#!/usr/bin/env python
# coding: utf-8
# #
Model Interpretability on Random Forest using LIME
# ## Table of Contents
#
# 1. [Problem Statement](#section1)
# 2. [Importing Packages](#section2)
# 3. [Loading Data](#section3)
# - 3.1 [Description of the Dataset](#section301)
# 4. [Data train/test split](#section4)
# 5. [Random Forest Model](#section5)
# - 5.1 [Random Forest in scikit-learn](#section501)
# - 5.2 [Feature Importances](#section502)
# - 5.3 [Using the Model for Prediction](#section503)
# 6. [Model Evaluation](#section6)
# - 6.1 [R-Squared Value](#section601)
# 7. [Model Interpretability using LIME](#section7)
# - 7.1 [Setup LIME Algorithm](#section701)
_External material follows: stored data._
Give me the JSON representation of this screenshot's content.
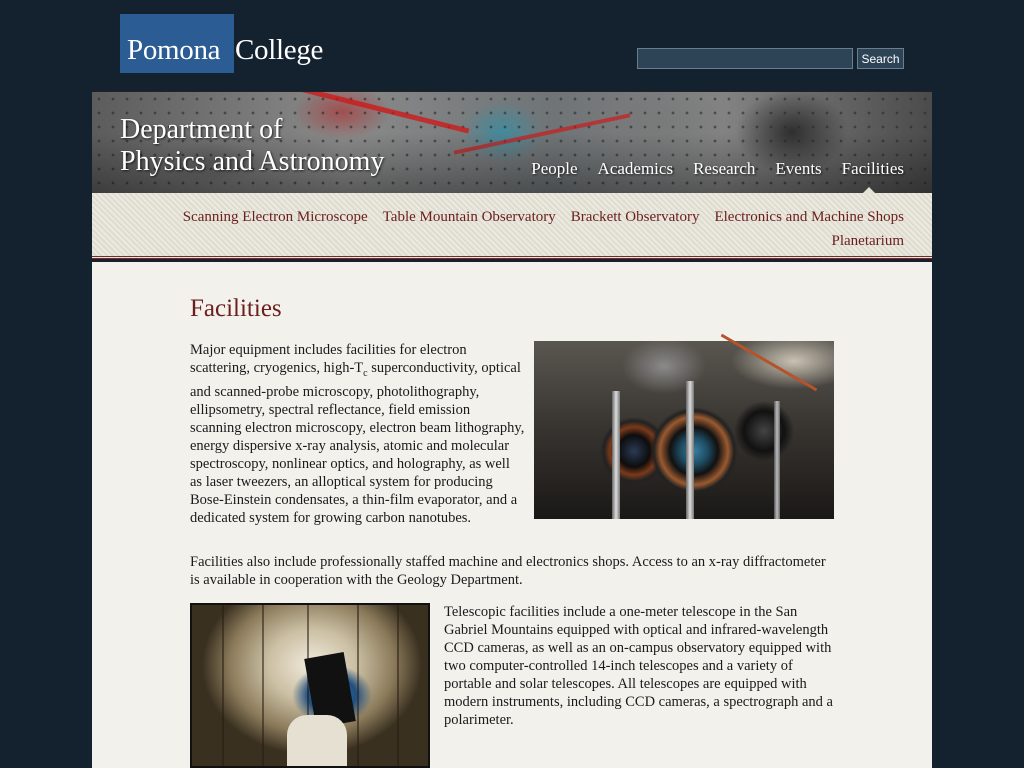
{
  "logo": {
    "part1": "Pomona",
    "part2": "College"
  },
  "search": {
    "value": "",
    "placeholder": "",
    "button_label": "Search"
  },
  "header": {
    "dept_line1": "Department of",
    "dept_line2": "Physics and Astronomy",
    "nav": [
      "People",
      "Academics",
      "Research",
      "Events",
      "Facilities"
    ],
    "active_nav": "Facilities"
  },
  "subnav": {
    "items": [
      "Scanning Electron Microscope",
      "Table Mountain Observatory",
      "Brackett Observatory",
      "Electronics and Machine Shops",
      "Planetarium"
    ]
  },
  "content": {
    "title": "Facilities",
    "paragraph1_pre": "Major equipment includes facilities for electron scattering, cryogenics, high-T",
    "paragraph1_sub": "c",
    "paragraph1_post": " superconductivity, optical and scanned-probe microscopy, photolithography, ellipsometry, spectral reflectance, field emission scanning electron microscopy, electron beam lithography, energy dispersive x-ray analysis, atomic and molecular spectroscopy, nonlinear optics, and holography, as well as laser tweezers, an alloptical system for producing Bose-Einstein condensates, a thin-film evaporator, and a dedicated system for growing carbon nanotubes.",
    "paragraph2": "Facilities also include professionally staffed machine and electronics shops. Access to an x-ray diffractometer is available in cooperation with the Geology Department.",
    "paragraph3": "Telescopic facilities include a one-meter telescope in the San Gabriel Mountains equipped with optical and infrared-wavelength CCD cameras, as well as an on-campus observatory equipped with two computer-controlled 14-inch telescopes and a variety of portable and solar telescopes. All telescopes are equipped with modern instruments, including CCD cameras, a spectrograph and a polarimeter."
  },
  "colors": {
    "page_bg": "#142230",
    "logo_blue": "#2b5c93",
    "accent_maroon": "#6b1e1e",
    "subnav_bg": "#e5e3d6",
    "content_bg": "#f3f1ec"
  }
}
# - 7.2 [Explore Key Features in Instance-by-Instance Predictions](#section702)
#
# ## 1. Problem Statement
#
# - We have often found that **Machine Learning (ML)** algorithms capable of capturing **structural non-linearities** in training data - models that are sometimes referred to as **'black box' (e.g. Random Forests, Deep Neural Networks, etc.)** - perform far **better at prediction** than their **linear counterparts (e.g. Generalised Linear Models)**.
#
#
# - They are, however, much **harder to interpret** - in fact, quite often it is **not possible to gain any insight into why a particular prediction has been produced**, when given an **instance of input data (i.e. the model features)**.
#
#
# - Consequently, it has **not been possible to use 'black box' ML algorithms** in situations where clients have sought **cause-and-effect explanations for model predictions**, with end-results being that sub-optimal predictive models have been used in their place, as their explanatory power has been more valuable, in relative terms.
#
#
# - The **problem with model explainability** is that it’s **very hard to define a model’s decision boundary in human understandable manner**.
#
#
# - **LIME** is a **python library** which tries to **solve for model interpretability by producing locally faithful explanations**.
#
#
#
#
#
# - We will use **LIME** to **interpret** our **RandomForest model**.
# ---
#
# ## 2. Importing Packages
# In[ ]:
# Install LIME using the following command.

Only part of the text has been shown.